I finanzieri di Bologna hanno eseguito, tra le province di Bologna e Modena, un decreto di confisca definitiva relativo a un ingente patrimonio immobiliare e finanziario, del valore di oltre 1 milione di euro, riconducibile a un imprenditore edile di 67enne di origini campane, residente nel modenese e considerato vicino alla 'ndrangheta.

In particolare, la Cassazione ha definitivamente sequestrato 11 immobili tra Mirandola, Finale Emilia, San Felice sul Panaro (centri del Modenese) e Crevalcore, in provincia di Bologna, 3 partecipazioni societarie e 10 rapporti bancari, tutti riconducibili all’imprenditore. Quest'ultimo è considerato persona "fiscalmente pericolosa” per aver commesso, in maniera sistematica, delitti in ambito economico-finanziario, oltreché vicino a pericolosi clan camorristici campani e a cosche della 'ndrangheta.


La confisca definitiva costituisce l’epilogo di un iter giudiziario attraverso il quale le fiamme gialle di Bologna, su delega della procura della Repubblica di Modena, hanno svolto complesse indagini patrimoniali ai sensi del codice antimafia che hanno evidenziato la marcata sproporzione tra i redditi formalmente riconducibili al principale indagato e al suo nucleo familiare e il patrimonio immobiliare nella sua effettiva disponibilità.

In questo ambito, il tribunale di Modena aveva già accolto, nel 2017, la proposta di un sequestro di prevenzione di quei beni e disposto, nel 2020, la confisca di primo grado. Oggi si è perfezionata l’intera procedura di prevenzione grazie all’esecuzione della confisca definitiva, ultimo grado di giudizio a seguito della pronuncia della Corte di Cassazione divenuta irrevocabile lo scorso 25 febbraio.

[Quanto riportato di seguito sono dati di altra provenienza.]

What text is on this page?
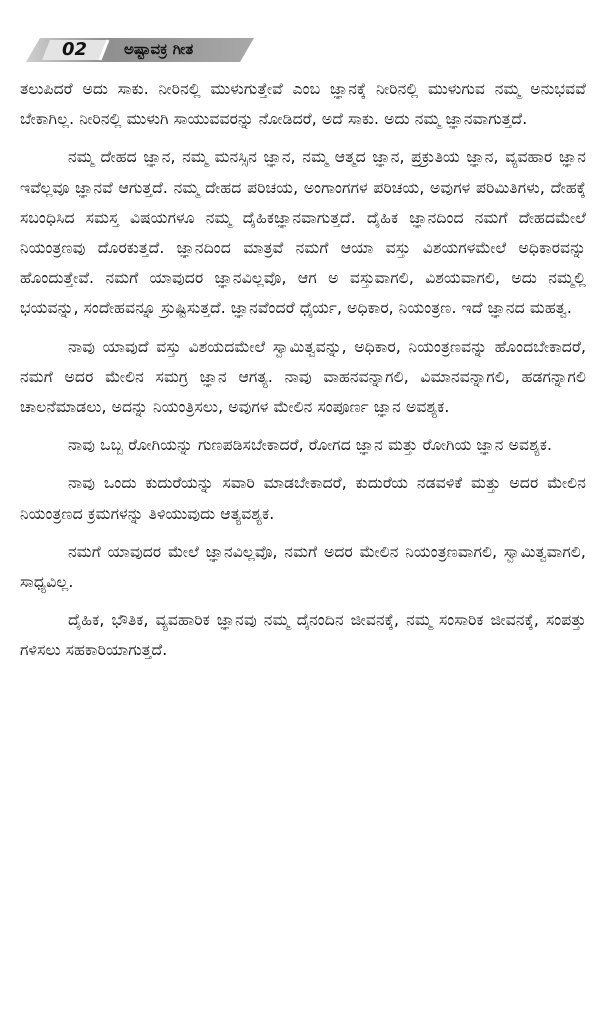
02 ಅಷ್ಟಾವಕ್ರ ಗೀತ

ತಲುಪಿದರೆ ಅದು ಸಾಕು. ನೀರಿನಲ್ಲಿ ಮುಳುಗುತ್ತೇವೆ ಎಂಬ ಜ್ಞಾನಕ್ಕೆ ನೀರಿನಲ್ಲಿ ಮುಳುಗುವ ನಮ್ಮ ಅನುಭವವೆ ಬೇಕಾಗಿಲ್ಲ. ನೀರಿನಲ್ಲಿ ಮುಳುಗಿ ಸಾಯುವವರನ್ನು ನೋಡಿದರೆ, ಅದೆ ಸಾಕು. ಅದು ನಮ್ಮ ಜ್ಞಾನವಾಗುತ್ತದೆ.

ನಮ್ಮ ದೇಹದ ಜ್ಞಾನ, ನಮ್ಮ ಮನಸ್ಸಿನ ಜ್ಞಾನ, ನಮ್ಮ ಆತ್ಮದ ಜ್ಞಾನ, ಪ್ರಕ್ರುತಿಯ ಜ್ಞಾನ, ವ್ಯವಹಾರ ಜ್ಞಾನ ಇವೆಲ್ಲವೂ ಜ್ಞಾನವೆ ಆಗುತ್ತದೆ. ನಮ್ಮ ದೇಹದ ಪರಿಚಯ, ಅಂಗಾಂಗಗಳ ಪರಿಚಯ, ಅವುಗಳ ಪರಿಮಿತಿಗಳು, ದೇಹಕ್ಕೆ ಸಬಂಧಿಸಿದ ಸಮಸ್ತ ವಿಷಯಗಳೂ ನಮ್ಮ ದೈಹಿಕಜ್ಞಾನವಾಗುತ್ತದೆ. ದೈಹಿಕ ಜ್ಞಾನದಿಂದ ನಮಗೆ ದೇಹದಮೇಲೆ ನಿಯಂತ್ರಣವು ದೊರಕುತ್ತದೆ. ಜ್ಞಾನದಿಂದ ಮಾತ್ರವೆ ನಮಗೆ ಆಯಾ ವಸ್ತು ವಿಶಯಗಳಮೇಲೆ ಅಧಿಕಾರವನ್ನು ಹೊಂದುತ್ತೇವೆ. ನಮಗೆ ಯಾವುದರ ಜ್ಞಾನವಿಲ್ಲವೊ, ಆಗ ಅ ವಸ್ತುವಾಗಲಿ, ವಿಶಯವಾಗಲಿ, ಅದು ನಮ್ಮಲ್ಲಿ ಭಯವನ್ನು, ಸಂದೇಹವನ್ನೂ ಸ್ರುಷ್ಟಿಸುತ್ತದೆ. ಜ್ಞಾನವೆಂದರೆ ಧೈರ್ಯ, ಅಧಿಕಾರ, ನಿಯಂತ್ರಣ. ಇದೆ ಜ್ಞಾನದ ಮಹತ್ವ.

ನಾವು ಯಾವುದೆ ವಸ್ತು ವಿಶಯದಮೇಲೆ ಸ್ವಾಮಿತ್ವವನ್ನು, ಅಧಿಕಾರ, ನಿಯಂತ್ರಣವನ್ನು ಹೊಂದಬೇಕಾದರೆ, ನಮಗೆ ಅದರ ಮೇಲಿನ ಸಮಗ್ರ ಜ್ಞಾನ ಆಗತ್ಯ. ನಾವು ವಾಹನವನ್ನಾಗಲಿ, ವಿಮಾನವನ್ನಾಗಲಿ, ಹಡಗನ್ನಾಗಲಿ ಚಾಲನೆಮಾಡಲು, ಅದನ್ನು ನಿಯಂತ್ರಿಸಲು, ಅವುಗಳ ಮೇಲಿನ ಸಂಪೂರ್ಣ ಜ್ಞಾನ ಅವಶ್ಯಕ.

ನಾವು ಒಬ್ಬ ರೋಗಿಯನ್ನು ಗುಣಪಡಿಸಬೇಕಾದರೆ, ರೋಗದ ಜ್ಞಾನ ಮತ್ತು ರೋಗಿಯ ಜ್ಞಾನ ಅವಶ್ಯಕ.

ನಾವು ಒಂದು ಕುದುರೆಯನ್ನು ಸವಾರಿ ಮಾಡಬೇಕಾದರೆ, ಕುದುರೆಯ ನಡವಳಿಕೆ ಮತ್ತು ಅದರ ಮೇಲಿನ ನಿಯಂತ್ರಣದ ಕ್ರಮಗಳನ್ನು ತಿಳಿಯುವುದು ಆತ್ಯವಶ್ಯಕ.

ನಮಗೆ ಯಾವುದರ ಮೇಲೆ ಜ್ಞಾನವಿಲ್ಲವೊ, ನಮಗೆ ಅದರ ಮೇಲಿನ ನಿಯಂತ್ರಣವಾಗಲಿ, ಸ್ವಾಮಿತ್ವವಾಗಲಿ, ಸಾಧ್ಯವಿಲ್ಲ.

ದೈಹಿಕ, ಭೌತಿಕ, ವ್ಯವಹಾರಿಕ ಜ್ಞಾನವು ನಮ್ಮ ದೈನಂದಿನ ಜೀವನಕ್ಕೆ, ನಮ್ಮ ಸಂಸಾರಿಕ ಜೀವನಕ್ಕೆ, ಸಂಪತ್ತು ಗಳಿಸಲು ಸಹಕಾರಿಯಾಗುತ್ತದೆ.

Le indagini di polizia economico-finanziaria, condotte dagli specialisti del nucleo di polizia economico- finanziaria in forza al gruppo investigazione criminalità organizzata, hanno fatto emergere come, attraverso la costituzione di diverse società tutte riconducibili, anche per interposte persone, all’indagato, quest’ultimo abbia tentato di evitare ablazioni patrimoniali che sarebbero scattate attraverso l’applicazione del “Codice Antimafia”. I beni da ultimo confiscati saranno gestiti dall’Agenzia nazionale per i beni sequestrati e confiscati che ne curerà la destinazione e il riutilizzo a fini sociali.